»Buon Dio! sig. Enrico, e siete voi veramente? Quest'è impossibile. Mi sembrate venuto più grande da quindici giorni in qua. Presentemente avete fatto l'aria d'un uomo.»

»Eppure son io, mia cara Alison. Sarà senza dubbio quest'abito che mi fa parere più grande ai vostr'occhi; e quanto all'aria più virile, oh! viviamo in tempi che cambiano presto i fanciulli in uomini[8]

»Oh i cattivi tempi, sig. Enrico! Perchè mai avete dovuto voi ancora provarne la malattia? Ma chi poteva impedirlo? — Già convien confessarlo. Qui non eravate trattato troppo bene, e glie l'ho detto le cento volte a vostro zio. Mettete il piede su un verme, che è un verme, e si risente.»

»E vero, mia Alison, voi prendevate sempre le mie difese, riserbandovi però il privilegio che volevate voi sola di rabbuffarmi... Ma dove è mio zio?»

»A Edimburgo. Vi è andato portandosi con sè tutto quello che potea trasportare. Ha creduto di star colà più sicuro. Già voi lo conoscete al pari di me.»

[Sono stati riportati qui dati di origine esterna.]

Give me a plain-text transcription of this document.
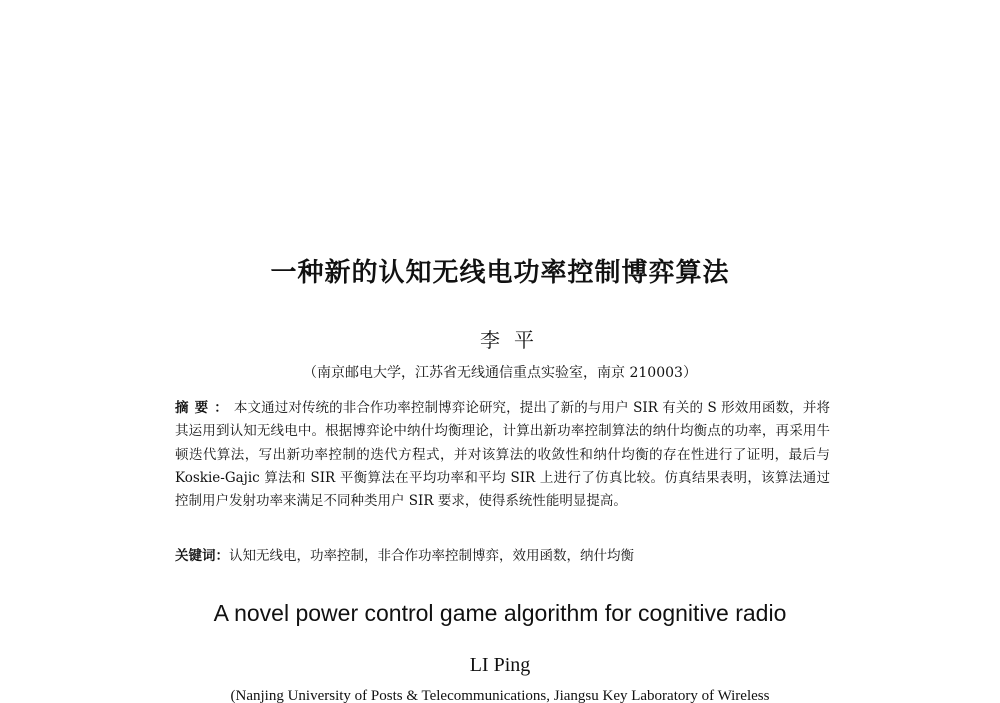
一种新的认知无线电功率控制博弈算法
李平
（南京邮电大学，江苏省无线通信重点实验室，南京 210003）
摘要：本文通过对传统的非合作功率控制博弈论研究，提出了新的与用户 SIR 有关的 S 形效用函数，并将其运用到认知无线电中。根据博弈论中纳什均衡理论，计算出新功率控制算法的纳什均衡点的功率，再采用牛顿迭代算法，写出新功率控制的迭代方程式，并对该算法的收敛性和纳什均衡的存在性进行了证明，最后与 Koskie-Gajic 算法和 SIR 平衡算法在平均功率和平均 SIR 上进行了仿真比较。仿真结果表明，该算法通过控制用户发射功率来满足不同种类用户 SIR 要求，使得系统性能明显提高。
关键词：认知无线电，功率控制，非合作功率控制博弈，效用函数，纳什均衡
A novel power control game algorithm for cognitive radio
LI Ping
(Nanjing University of Posts & Telecommunications, Jiangsu Key Laboratory of Wireless
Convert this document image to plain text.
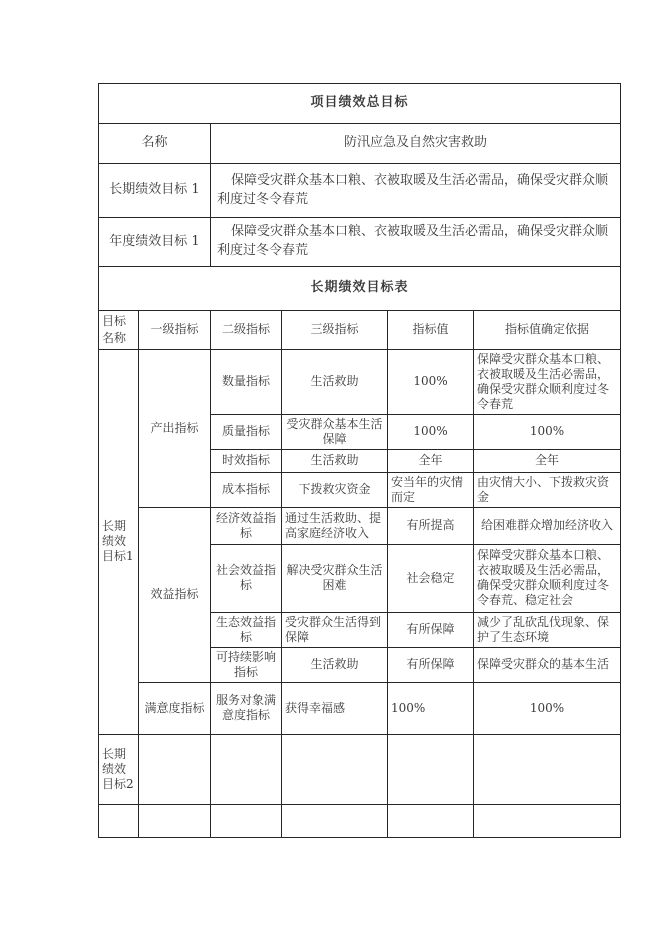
项目绩效总目标					
名称		防汛应急及自然灾害救助			
长期绩效目标 1		保障受灾群众基本口粮、衣被取暖及生活必需品，确保受灾群众顺利度过冬令春荒			
年度绩效目标 1		保障受灾群众基本口粮、衣被取暖及生活必需品，确保受灾群众顺利度过冬令春荒			
长期绩效目标表					
目标名称	一级指标	二级指标	三级指标	指标值	指标值确定依据
长期绩效目标1	产出指标	数量指标	生活救助	100%	保障受灾群众基本口粮、衣被取暖及生活必需品，确保受灾群众顺利度过冬令春荒
		质量指标	受灾群众基本生活保障	100%	100%
		时效指标	生活救助	全年	全年
		成本指标	下拨救灾资金	安当年的灾情而定	由灾情大小、下拨救灾资金
	效益指标	经济效益指标	通过生活救助、提高家庭经济收入	有所提高	给困难群众增加经济收入
		社会效益指标	解决受灾群众生活困难	社会稳定	保障受灾群众基本口粮、衣被取暖及生活必需品，确保受灾群众顺利度过冬令春荒、稳定社会
		生态效益指标	受灾群众生活得到保障	有所保障	减少了乱砍乱伐现象、保护了生态环境
		可持续影响指标	生活救助	有所保障	保障受灾群众的基本生活
	满意度指标	服务对象满意度指标	获得幸福感	100%	100%
长期绩效目标2					
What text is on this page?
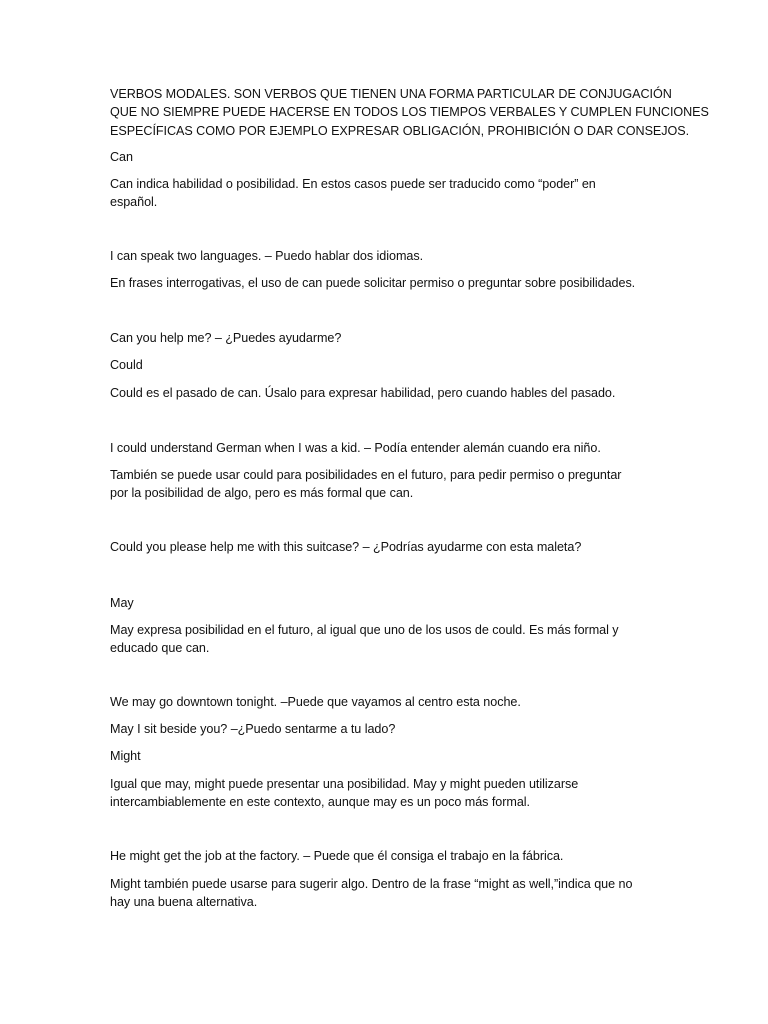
VERBOS MODALES. SON VERBOS QUE TIENEN UNA FORMA PARTICULAR DE CONJUGACIÓN
QUE NO SIEMPRE PUEDE HACERSE EN TODOS LOS TIEMPOS VERBALES Y CUMPLEN FUNCIONES
ESPECÍFICAS COMO POR EJEMPLO EXPRESAR OBLIGACIÓN, PROHIBICIÓN O DAR CONSEJOS.

Can

Can indica habilidad o posibilidad. En estos casos puede ser traducido como “poder” en
español.

I can speak two languages. – Puedo hablar dos idiomas.

En frases interrogativas, el uso de can puede solicitar permiso o preguntar sobre posibilidades.

Can you help me? – ¿Puedes ayudarme?

Could

Could es el pasado de can. Úsalo para expresar habilidad, pero cuando hables del pasado.

I could understand German when I was a kid. – Podía entender alemán cuando era niño.

También se puede usar could para posibilidades en el futuro, para pedir permiso o preguntar
por la posibilidad de algo, pero es más formal que can.

Could you please help me with this suitcase? – ¿Podrías ayudarme con esta maleta?

May

May expresa posibilidad en el futuro, al igual que uno de los usos de could. Es más formal y
educado que can.

We may go downtown tonight. –Puede que vayamos al centro esta noche.

May I sit beside you? –¿Puedo sentarme a tu lado?

Might

Igual que may, might puede presentar una posibilidad. May y might pueden utilizarse
intercambiablemente en este contexto, aunque may es un poco más formal.

He might get the job at the factory. – Puede que él consiga el trabajo en la fábrica.

Might también puede usarse para sugerir algo. Dentro de la frase “might as well,”indica que no
hay una buena alternativa.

»Spero che la sua salute non abbia sofferto.»

»Nè la sua salute, nè le sue sostanze. Ma ha avuto, vi dico io, una di quelle paure!... Si è fatto tener dietro tre carra cariche, finchè roba ci stava. Avrebbe demolito il castello per portarlo seco se avesse potuto. Partì nel giorno successivo alla battaglia di Loudon-Hill; e la indovinò. Figuratevi che agonia di morte sarebbe stata per lui il vedere due dragoni della guernigione di Tillietudlem menar via due delle nostre vacche! — Se volete, in quel giorno stesso feci un ottimo contratto per quattro altre.»

»Un ottimo contratto per quattro altre! come sarebbe a dire?»

»Ah! non sapete nulla? I dragoni scorrazzavano da tutte le bande per procacciare munizioni da bocca al castello. Ma vendevano con una mano quello che coll'altra portavano via; ed ho avute per sei monete di oro le quattro vacche di cui parlo. — Oh! sono ben certa che il povero maggiore Bellenden non ha introdotta la menoma parte di tutto quanto costoro hanno levato a suo nome.»

»Ma il castello mancherà dunque di vettovaglie?»